November 8, 2015

The Right to Remain Silent in a Civil Context

That refusing to respond to questions does not justify an arrest for obstruction of governmental administration (OGA) has just been affirmed by the Second Circuit Court of Appeals. It's sort of an important decision. Many of the routine civil rights cases that I see involve the issue of respect and authority. Simple exchanges rapidly escalate and lost all semblance of proportionality to everyone's detriment. People are often needlessly hurt and arrested, and preconceptions are reinforced all the way around.

A classic example is when a police officer demands identification or an explanation for why the person is somewhere or where he is going to or coming from.
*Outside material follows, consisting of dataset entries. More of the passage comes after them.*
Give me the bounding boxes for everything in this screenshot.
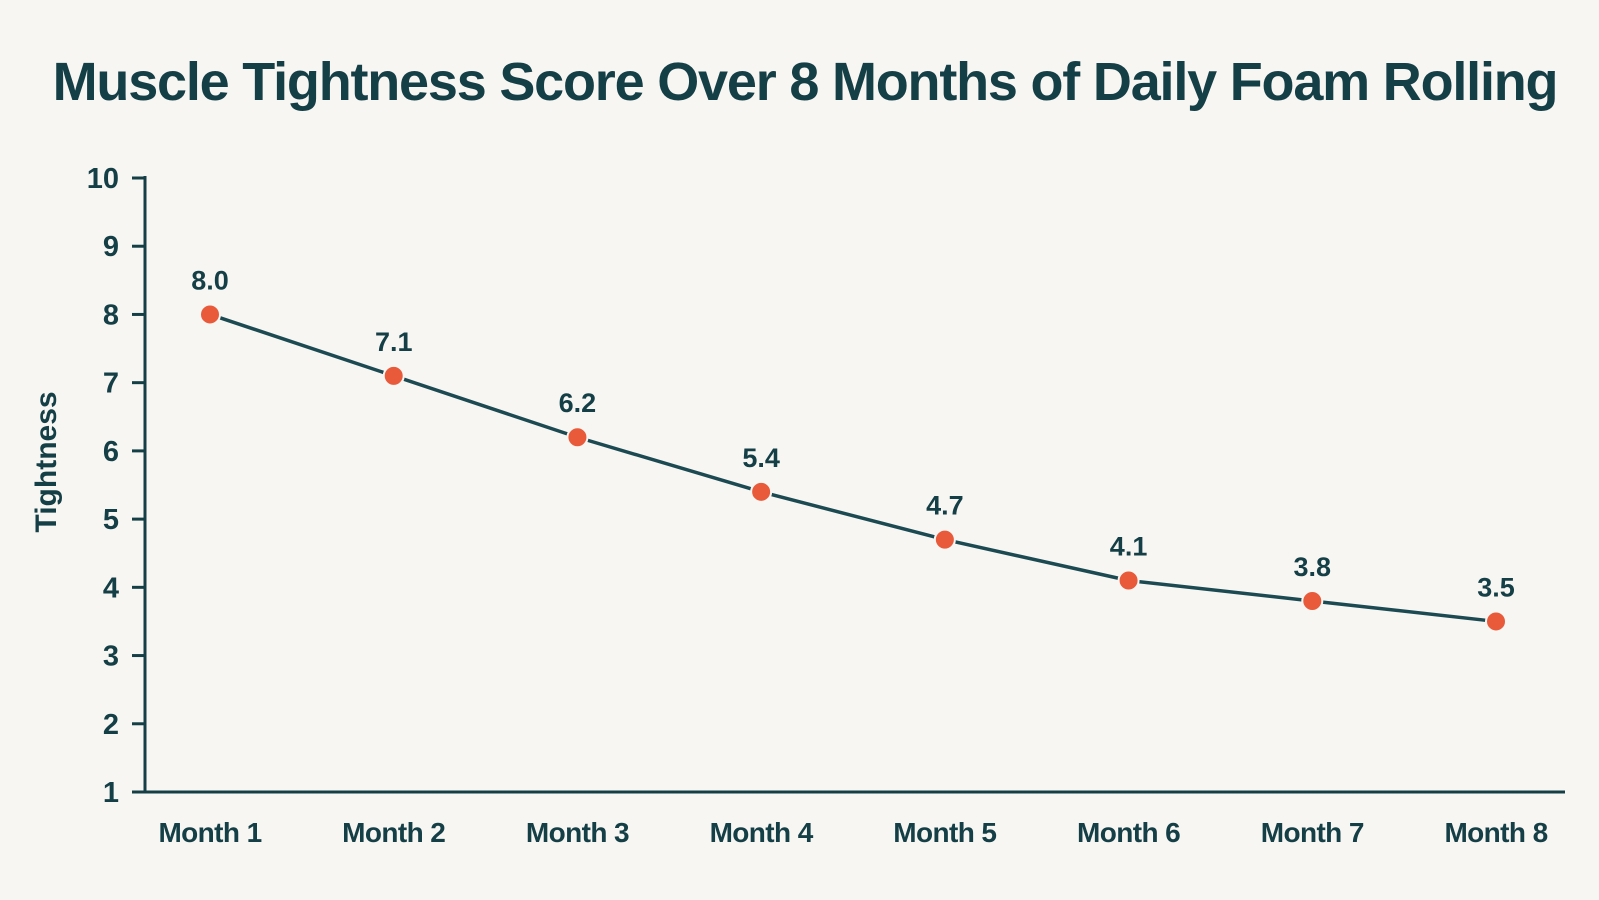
x-tick-label: Month 5 [893,817,996,848]
data-point [1117,569,1140,592]
y-tick-label: 5 [103,504,119,536]
series-line [208,312,1498,624]
value-labels: 8.0 7.1 6.2 5.4 4.7 4.1 3.8 3.5 [191,265,1515,602]
y-tick-label: 10 [87,163,119,195]
data-label: 5.4 [742,443,780,473]
x-tick-label: Month 3 [526,817,629,848]
data-point [933,528,956,551]
data-point [750,480,773,503]
data-point [1301,589,1324,612]
data-label: 6.2 [559,388,597,418]
y-tick-label: 1 [103,777,119,809]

These are the sorts of inquiries that are almost never made of certain people or in certain neighborhoods. Put differently, officers then to behave this way in poor areas populated by communities of color, who are sensitive to such race-based policing. When the person declines, the officer sees it as a sign of disrespect to him and his badge, and usually goes all in. As both sides dig in their heels it becomes clear that the only way the officer is getting the info is by forcibly taking it, but to do so without assistance would be foolish, so he radios for help. Moments later, backed up by another half-dozen officers, a forcible takedown is made. The civilian does not fight, but stiffens up, perhaps instinctively, perhaps out of anger, and more force is applied. Words are exchanged and batons or asps might be swung, pepper spray may be deployed. Crowds gather, filming and loudly complaining. The officers get nervous and call for even more backup. The original civilian is arrested because, if nothing else, the police now need to create a narrative to justify and explain all their conduct. The cold truth will usually not suffice, so it is embellished and ginned up until there are enough facts to justify the stop and the subsequent use of force. In cases that make it to lawyers like me, the charges are dismissed and litigation follows.